My POV on this (very briefly) is (1) that there are singular and general meanings, and that this distinction underlies the distinction between singular and general thoughts. I.e. we have to describe a singular thought using a term that has singular meaning. (2) Singular thoughts can be empty just as general thoughts can. (3) the distinction is linguistic/logical, rooted in language and semantics, and nothing actual, such as an ‘intentional object’. The description of certain thoughts requires an accusative, but the accusative is logical/semantic only. (4) Singular meanings do not require ‘haecceities’. We do not explain individuation in terms of features of the world, but rather in terms of logic or language or semantics.

Peter concludes >> The above proposal offers a gesture towards EO’s insistence that the surface structure of sentences about intentional states may not always reveal their deep structure. As I have argued above, this is exactly what happens when the putative intentional object does not exist. Then what appears on surface to be a singular thought is in fact a general thought with a totally different structure. However, agreement ceases at this juncture.

I find it hard to believe that the 'deep structure' of a sentence (surely a very abstract thing?) depends in any way on the existence or otherwise of the object(s) to which it seemingly refers. This for the reason Bill gives, that the world may change the status of the objects without reference to the sentence. Likewise, the deep structure of an intentional state cannot depend on the status of its object. We could place GM-seeking Jake down in a possible world in which the GM did exist and his behaviour (initially) would be just the same.

I don't agree with Bill when he says of Tom's admiring Obama that the content of Tom's thought is general rather than singular. Surely Tom knows the difference between admiring an individual and admiring, say, good public speakers. But it does seem right to say that it's only via something akin to a definite description that Tom can access Obama. The fact that we can't substitute a verbal description of Obama into sentences expressing intentional states directed towards him without change of meaning doesn't imply that Tom's accessor for Obama can't be expressed in words. It just means that it's not made of words.

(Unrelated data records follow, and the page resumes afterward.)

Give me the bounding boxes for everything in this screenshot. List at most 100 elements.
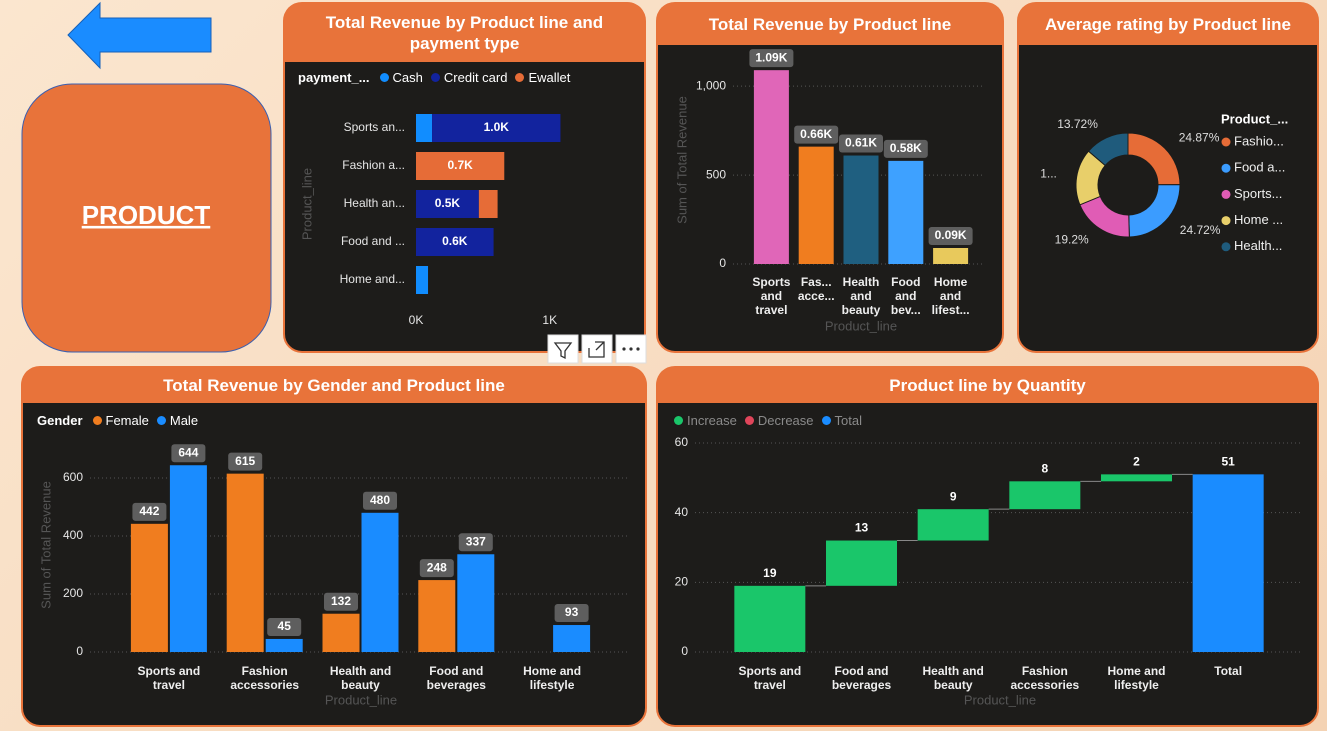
legend-marker bbox=[821, 415, 831, 425]
y-tick-label: Fashion a... bbox=[342, 158, 405, 172]
bar bbox=[826, 540, 897, 586]
bar bbox=[226, 473, 264, 652]
x-tick-label: Health and beauty bbox=[841, 275, 881, 317]
data-label: 615 bbox=[235, 454, 255, 468]
data-label: 1.0K bbox=[484, 120, 510, 134]
y-tick-label: 40 bbox=[675, 505, 689, 519]
bar bbox=[798, 146, 834, 264]
legend-label: Home ... bbox=[1234, 212, 1283, 227]
x-tick-label: Health and beauty bbox=[922, 664, 984, 692]
focus-icon bbox=[588, 341, 605, 358]
x-tick-label-box: Food and beverages bbox=[831, 664, 892, 692]
card-header bbox=[22, 367, 646, 403]
legend-marker bbox=[379, 72, 389, 82]
x-tick-label: Food and beverages bbox=[831, 664, 892, 692]
x-tick-label: Home and lifest... bbox=[931, 275, 970, 317]
x-tick-label-box: Health and beauty bbox=[330, 664, 391, 692]
chart-title-box: Product line by Quantity bbox=[889, 376, 1085, 395]
data-label-bg bbox=[554, 604, 589, 623]
data-label: 644 bbox=[178, 445, 198, 459]
legend-label: Decrease bbox=[757, 412, 814, 428]
legend: payment_... Cash Credit card Ewallet bbox=[298, 67, 638, 87]
y-tick-label: Food and ... bbox=[341, 234, 405, 248]
bar bbox=[457, 554, 495, 652]
bar bbox=[843, 155, 879, 264]
x-tick-label-box: Total bbox=[1214, 664, 1242, 678]
legend-label: Fashio... bbox=[1234, 133, 1284, 148]
data-label: 24.72% bbox=[1180, 223, 1221, 237]
data-label: 13.72% bbox=[1057, 117, 1098, 131]
data-label: 442 bbox=[139, 504, 159, 518]
data-label: 9 bbox=[950, 489, 957, 503]
data-label: 1.09K bbox=[755, 50, 787, 64]
data-label: 8 bbox=[1041, 461, 1048, 475]
more-icon-dot bbox=[629, 347, 633, 351]
legend-marker bbox=[1221, 189, 1231, 199]
bar bbox=[753, 70, 789, 265]
data-label: 337 bbox=[466, 534, 486, 548]
bar bbox=[734, 585, 806, 652]
legend-marker bbox=[430, 72, 440, 82]
axis-title: Sum of Total Revenue bbox=[38, 481, 53, 609]
x-tick-label: 1K bbox=[542, 313, 557, 327]
button-label[interactable]: PRODUCT bbox=[82, 200, 211, 230]
data-label-bg bbox=[363, 491, 397, 510]
bar bbox=[265, 638, 303, 652]
y-tick-label: 400 bbox=[63, 528, 83, 542]
chart-title-box: Total Revenue by Product line bbox=[708, 14, 952, 34]
x-tick-label: Fashion accessories bbox=[230, 664, 300, 692]
data-label-bg bbox=[839, 134, 883, 153]
legend-label: Health... bbox=[1234, 238, 1282, 253]
chart-title: Total Revenue by Gender and Product line bbox=[163, 375, 505, 395]
x-tick-label: Fashion accessories bbox=[1010, 664, 1080, 692]
x-tick-label: Sports and travel bbox=[752, 275, 791, 317]
x-tick-label: Sports and travel bbox=[738, 664, 802, 692]
y-tick-label: Home and... bbox=[340, 272, 405, 286]
legend: Increase Decrease Total bbox=[674, 410, 974, 430]
bar bbox=[888, 160, 924, 264]
legend-label: Credit card bbox=[443, 69, 508, 85]
axis-title: Product_line bbox=[964, 692, 1036, 707]
x-tick-label: Home and lifestyle bbox=[1107, 664, 1166, 692]
legend-marker bbox=[1221, 163, 1231, 173]
data-label: 0.09K bbox=[935, 228, 967, 242]
bar bbox=[1192, 474, 1264, 652]
legend-label: Increase bbox=[687, 412, 737, 428]
x-tick-label-box: Sports and travel bbox=[752, 275, 791, 317]
data-label-bg bbox=[794, 125, 839, 144]
data-label: 0.7K bbox=[447, 158, 473, 172]
bar bbox=[322, 613, 360, 652]
x-tick-label-box: Fashion accessories bbox=[230, 664, 300, 692]
card-header bbox=[1018, 3, 1318, 45]
bar bbox=[478, 190, 498, 218]
chart-title: Total Revenue by Product line bbox=[708, 14, 952, 34]
x-tick-label: Sports and travel bbox=[137, 664, 201, 692]
data-label-bg bbox=[749, 49, 794, 68]
visual-header-button[interactable] bbox=[547, 334, 579, 364]
data-label: 0.66K bbox=[800, 127, 832, 141]
y-tick-label: 60 bbox=[675, 435, 689, 449]
data-label-bg bbox=[228, 452, 263, 471]
legend-label: Food a... bbox=[1234, 160, 1285, 175]
x-tick-label-box: Home and lifestyle bbox=[1107, 664, 1166, 692]
filter-icon bbox=[553, 342, 573, 360]
y-tick-label: 0 bbox=[719, 256, 726, 270]
data-label: 1... bbox=[1040, 167, 1057, 181]
legend-label: Sports... bbox=[1234, 186, 1282, 201]
bar bbox=[432, 114, 561, 142]
data-label: 93 bbox=[565, 605, 579, 619]
x-tick-label: Fas... acce... bbox=[797, 275, 835, 303]
legend-marker bbox=[1221, 137, 1231, 147]
y-tick-label: 1,000 bbox=[696, 78, 726, 92]
x-tick-label: 0K bbox=[409, 313, 424, 327]
data-label: 2 bbox=[1133, 455, 1140, 469]
bar bbox=[917, 509, 989, 541]
legend-label: Ewallet bbox=[528, 69, 571, 85]
data-label-bg bbox=[419, 559, 454, 578]
back-arrow[interactable] bbox=[67, 1, 212, 70]
card-header bbox=[657, 367, 1318, 403]
data-label: 24.87% bbox=[1179, 130, 1220, 144]
product-button[interactable] bbox=[21, 83, 272, 353]
x-tick-label: Food and beverages bbox=[426, 664, 486, 692]
legend-title: Product_... bbox=[1221, 111, 1288, 126]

Bill also says he would question whether there are any truly singular thoughts. When someone says 'x is not a true F' or 'there are no true Fs' I suspect that there is a conflation of nearby concepts occurring, or a conflation of points of view. In this case, from the first person pov there most definitely are singular thoughts, directed, say, towards Obama. The previous sentence induces one. On the other hand, if whatever it is by which I access Obama is some kind of description, then from a third person pov, it may well appear general. For when I use it in the world as it is then it seems to latch on to an individual. But when I express it to you as best I can in words it will be a description, ie, general.